A widow was compensated after her husband was dead when the paramedics and doctors failed to diagnose his stroke three times, it was revealed.
Jeffery Wingrove, 48 had died less than 48 hours after illness when doctors wrongly his stroke on Saturday 9 December 2006.
GP practitioners had twice refused to make a home visit when the woman Isabelle Wingrove, 52 had phoned a physician after hours service, when Mr. Wingrove had collapsed after suffering from headaches, vomiting serious and disabling.
Mr. Wingrove, a former marathon runner, fell ill at around 10 hours when he had difficulty in moving his right side and suffered severe vomiting.
His wife then called off duty to perform Mid Essex Hospital Services NHS Trust, where she was recalled to approximately 11:30 hours, where he was told to take her husband to the hospital.

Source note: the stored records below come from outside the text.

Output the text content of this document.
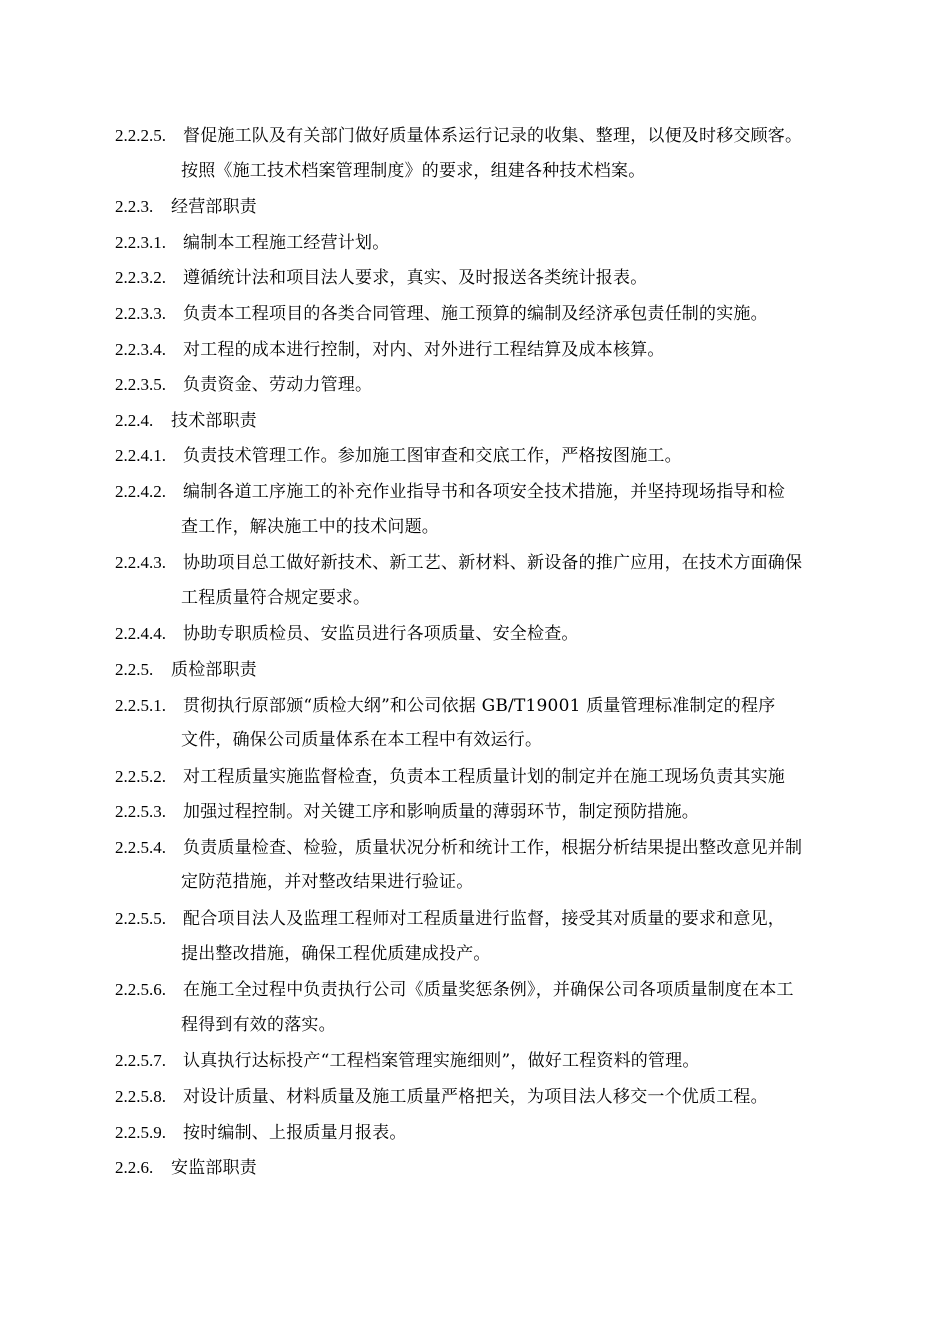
2.2.2.5. 督促施工队及有关部门做好质量体系运行记录的收集、整理，以便及时移交顾客。
按照《施工技术档案管理制度》的要求，组建各种技术档案。
2.2.3. 经营部职责
2.2.3.1. 编制本工程施工经营计划。
2.2.3.2. 遵循统计法和项目法人要求，真实、及时报送各类统计报表。
2.2.3.3. 负责本工程项目的各类合同管理、施工预算的编制及经济承包责任制的实施。
2.2.3.4. 对工程的成本进行控制，对内、对外进行工程结算及成本核算。
2.2.3.5. 负责资金、劳动力管理。
2.2.4. 技术部职责
2.2.4.1. 负责技术管理工作。参加施工图审查和交底工作，严格按图施工。
2.2.4.2. 编制各道工序施工的补充作业指导书和各项安全技术措施，并坚持现场指导和检
查工作，解决施工中的技术问题。
2.2.4.3. 协助项目总工做好新技术、新工艺、新材料、新设备的推广应用，在技术方面确保
工程质量符合规定要求。
2.2.4.4. 协助专职质检员、安监员进行各项质量、安全检查。
2.2.5. 质检部职责
2.2.5.1. 贯彻执行原部颁“质检大纲”和公司依据 GB/T19001 质量管理标准制定的程序
文件，确保公司质量体系在本工程中有效运行。
2.2.5.2. 对工程质量实施监督检查，负责本工程质量计划的制定并在施工现场负责其实施
2.2.5.3. 加强过程控制。对关键工序和影响质量的薄弱环节，制定预防措施。
2.2.5.4. 负责质量检查、检验，质量状况分析和统计工作，根据分析结果提出整改意见并制
定防范措施，并对整改结果进行验证。
2.2.5.5. 配合项目法人及监理工程师对工程质量进行监督，接受其对质量的要求和意见，
提出整改措施，确保工程优质建成投产。
2.2.5.6. 在施工全过程中负责执行公司《质量奖惩条例》，并确保公司各项质量制度在本工
程得到有效的落实。
2.2.5.7. 认真执行达标投产“工程档案管理实施细则”，做好工程资料的管理。
2.2.5.8. 对设计质量、材料质量及施工质量严格把关，为项目法人移交一个优质工程。
2.2.5.9. 按时编制、上报质量月报表。
2.2.6. 安监部职责
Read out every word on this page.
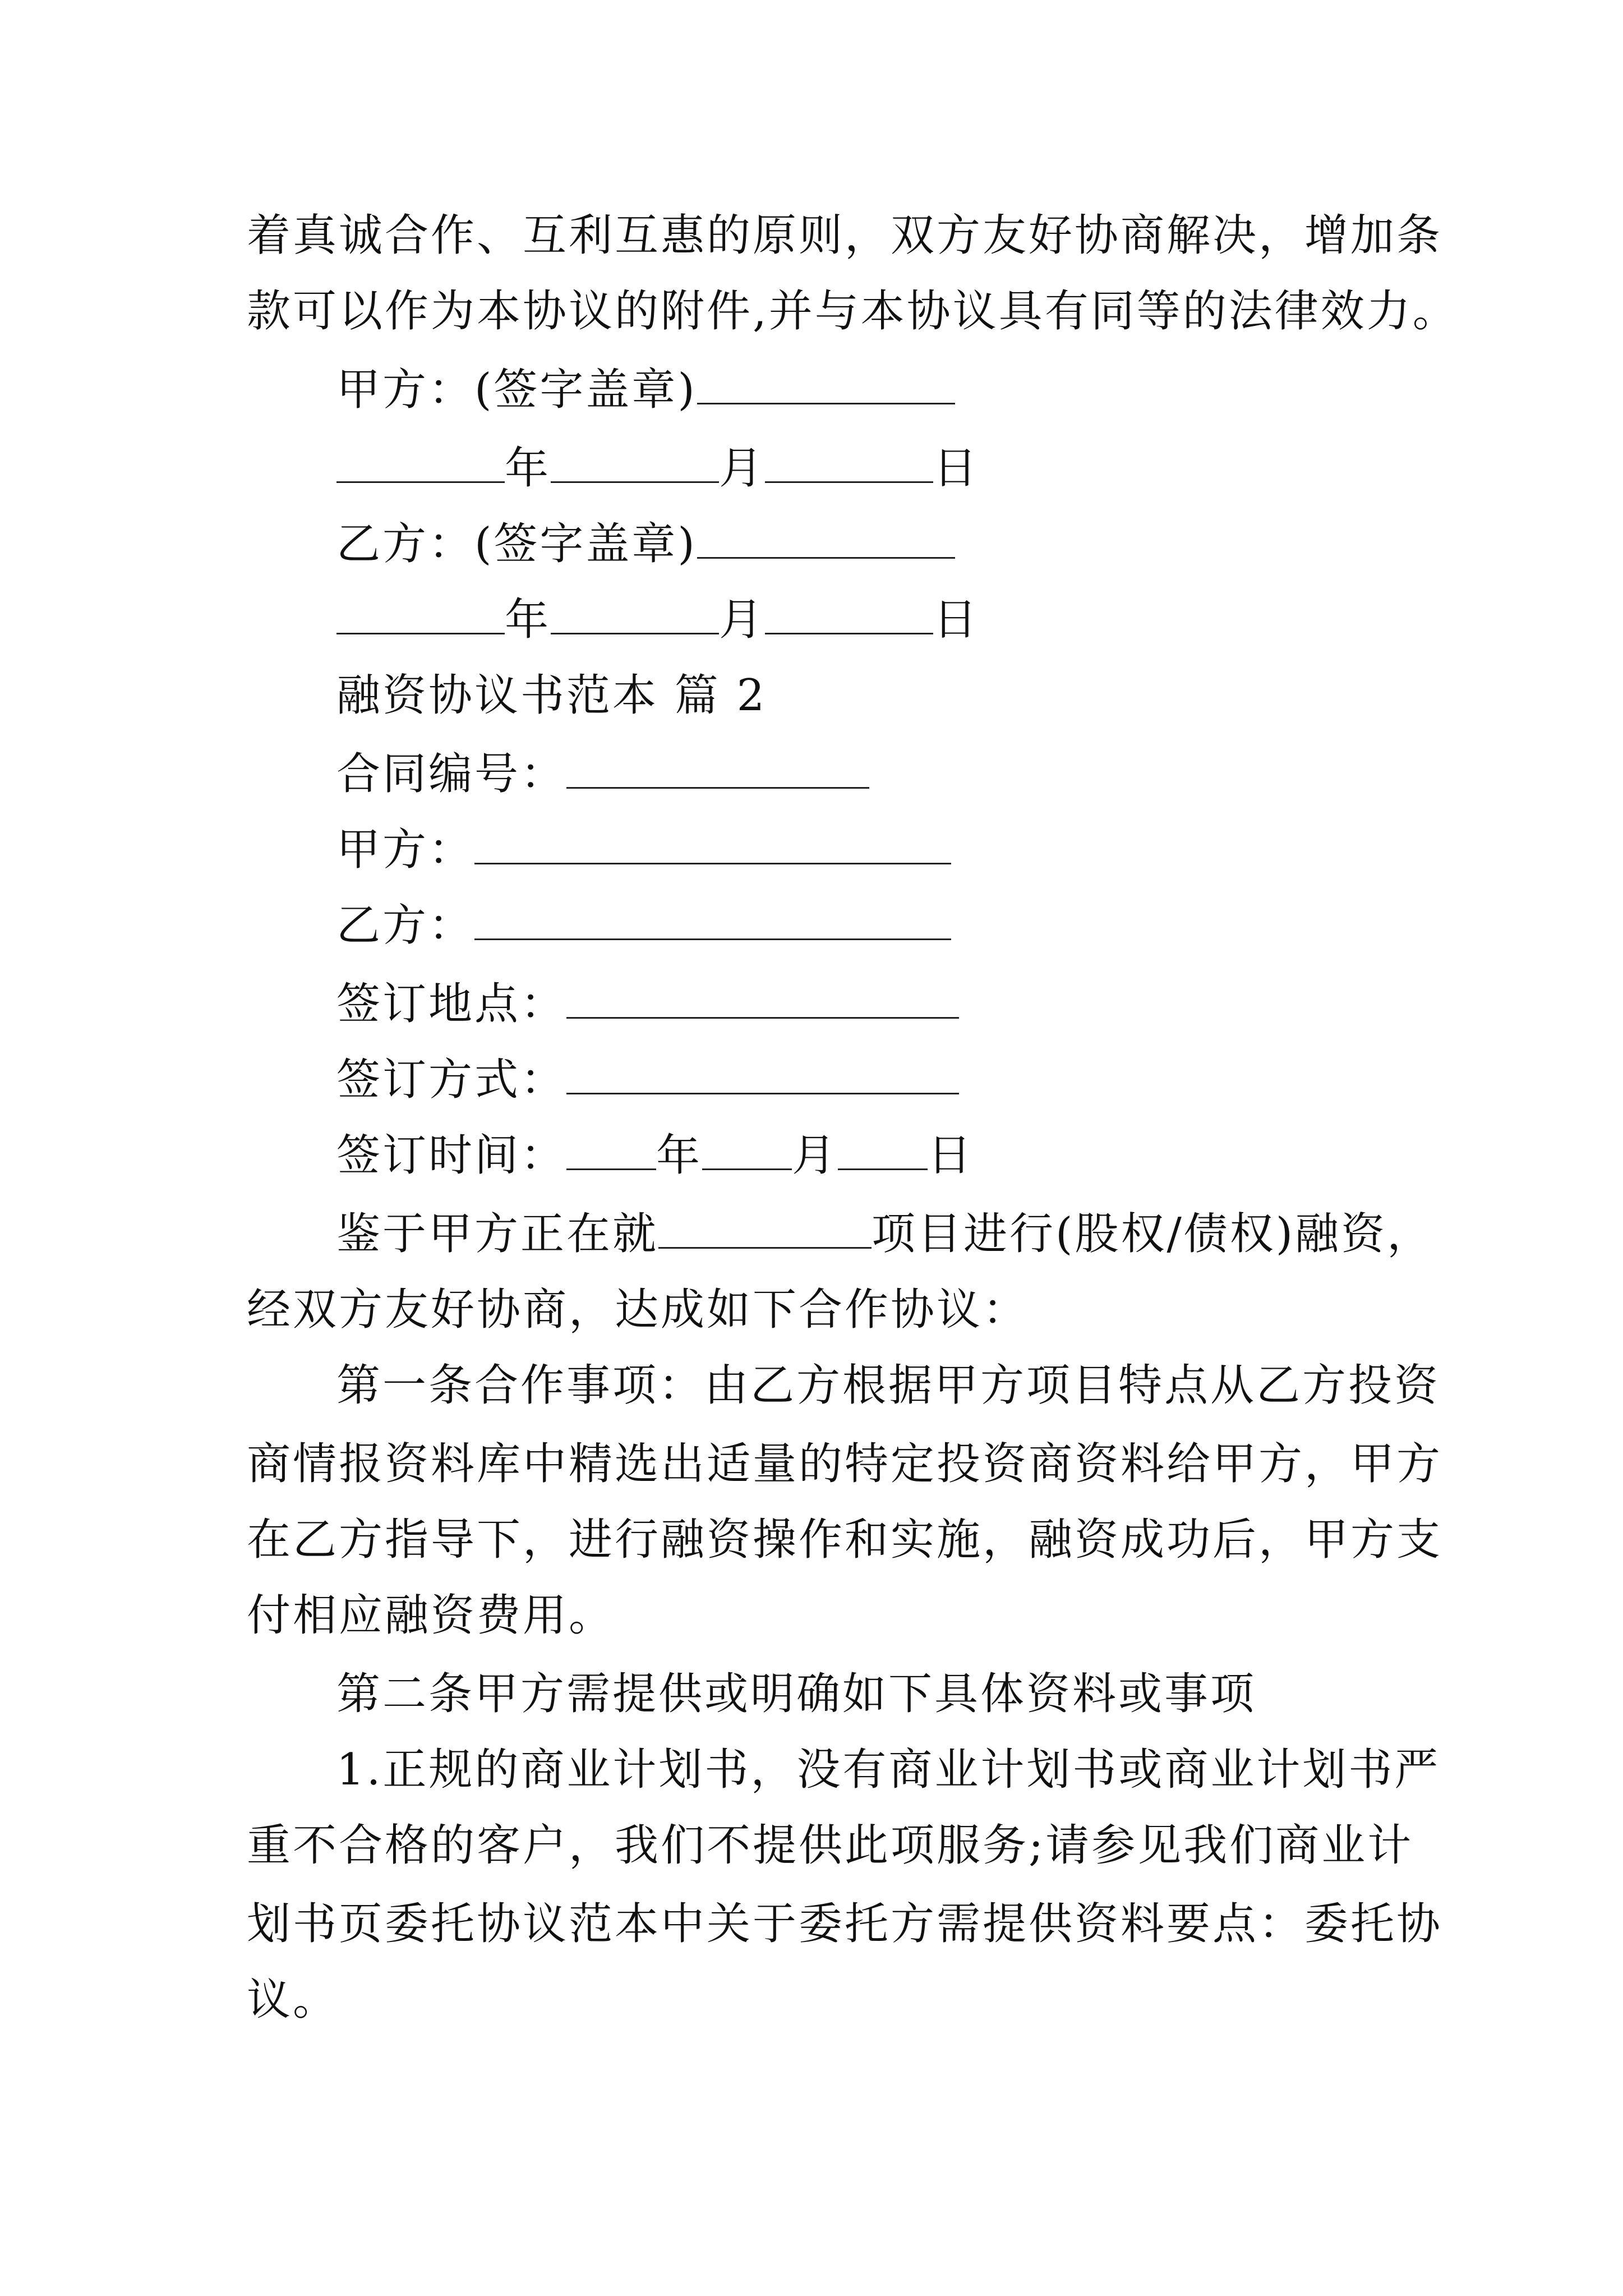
着真诚合作、互利互惠的原则，双方友好协商解决，增加条
款可以作为本协议的附件,并与本协议具有同等的法律效力。
甲方：(签字盖章)
年	月	日
乙方：(签字盖章)
年	月	日
融资协议书范本 篇 2
合同编号：
甲方：
乙方：
签订地点：
签订方式：
签订时间： 年 月 日
鉴于甲方正在就	项目进行(股权/债权)融资，
经双方友好协商，达成如下合作协议：
第一条合作事项：由乙方根据甲方项目特点从乙方投资
商情报资料库中精选出适量的特定投资商资料给甲方，甲方
在乙方指导下，进行融资操作和实施，融资成功后，甲方支
付相应融资费用。
第二条甲方需提供或明确如下具体资料或事项
1.正规的商业计划书，没有商业计划书或商业计划书严
重不合格的客户，我们不提供此项服务;请参见我们商业计
划书页委托协议范本中关于委托方需提供资料要点：委托协
议。
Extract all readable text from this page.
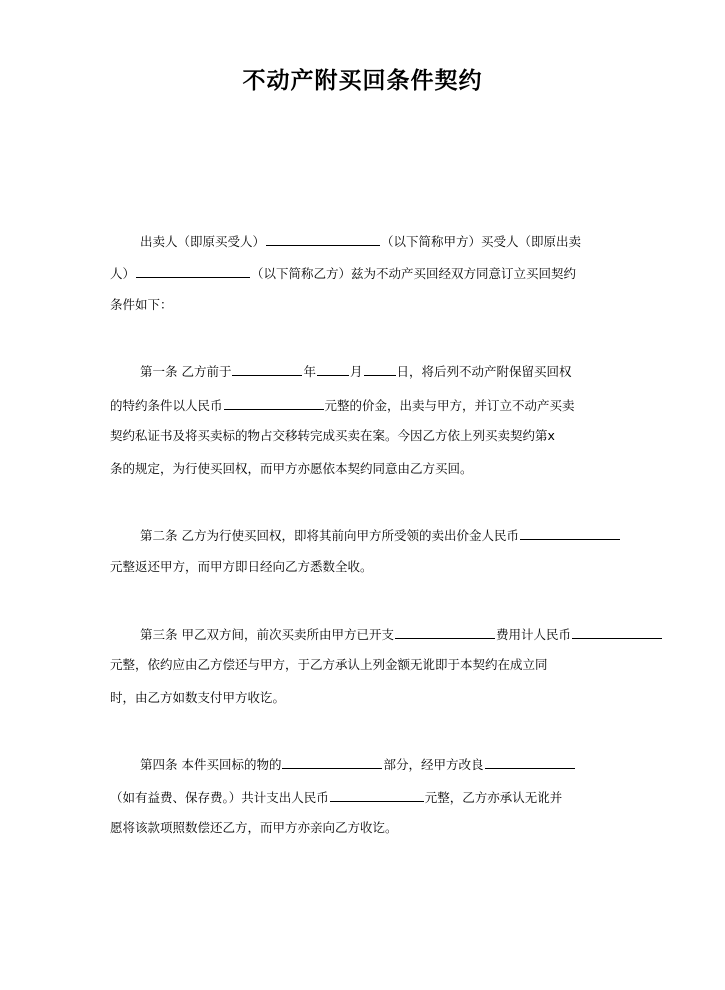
不动产附买回条件契约
出卖人（即原买受人）	（以下简称甲方）买受人（即原出卖
人）	（以下简称乙方）兹为不动产买回经双方同意订立买回契约
条件如下：
第一条 乙方前于	年	月	日，将后列不动产附保留买回权
的特约条件以人民币	元整的价金，出卖与甲方，并订立不动产买卖
契约私证书及将买卖标的物占交移转完成买卖在案。今因乙方依上列买卖契约第x
条的规定，为行使买回权，而甲方亦愿依本契约同意由乙方买回。
第二条 乙方为行使买回权，即将其前向甲方所受领的卖出价金人民币
元整返还甲方，而甲方即日经向乙方悉数全收。
第三条 甲乙双方间，前次买卖所由甲方已开支	费用计人民币
元整，依约应由乙方偿还与甲方，于乙方承认上列金额无讹即于本契约在成立同
时，由乙方如数支付甲方收讫。
第四条 本件买回标的物的	部分，经甲方改良
（如有益费、保存费。）共计支出人民币	元整，乙方亦承认无讹并
愿将该款项照数偿还乙方，而甲方亦亲向乙方收讫。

However, she refused a home visit, even after she had told them that Mr. Wingrove was unable to lift her head and she was unable to lift him.
However, doctors suggested he take painkillers and offered to write him a prescription and fax to the pharmacist.
Ms. Wingrove then made a second call, but the helpline NHS Direct at 12.20 called for a home visit, but was again refused.
About eight hours after being refused a home visit for the second time, she decided to call the paramedics.
But when they arrived, Mr. Wingrove was given paracetamol when paramedics said he had vertigo.
At 2.30pm the next day, Mr. Wingrove has collapsed and was taken to hospital where he was transferred to an area of neurosurgery.
Yet, despite the subject of an emergency surgery at the hospital, Mr. Wingrove became weaker and died the next day, slightly less than 48 hours of getting sick.
According to Ms. Wingrove, Mr. Wingrove never had a chance of survival. "
She said: "All they had to do was come see my usual GP would have to drop of a hat. But it has too many problems for them.
They held a gun to his head and they pulled the trigger. He never had a chance of survival. "
She said, "if he had been sick on a weekday, it would still be alive today."
The family of Mr. Wingrove has filed a complaint against the medical negligence of the East of England, ambulance services and non-BP.
Lawyer, David Kerry, said: "Mr Wingrove was showing all the symptoms of a stroke, while the current TV advertising campaign to alert the public insists that the doctor should be called if the patient has only one. "
He added that "the NHS itself did not recognize any of them, and three times."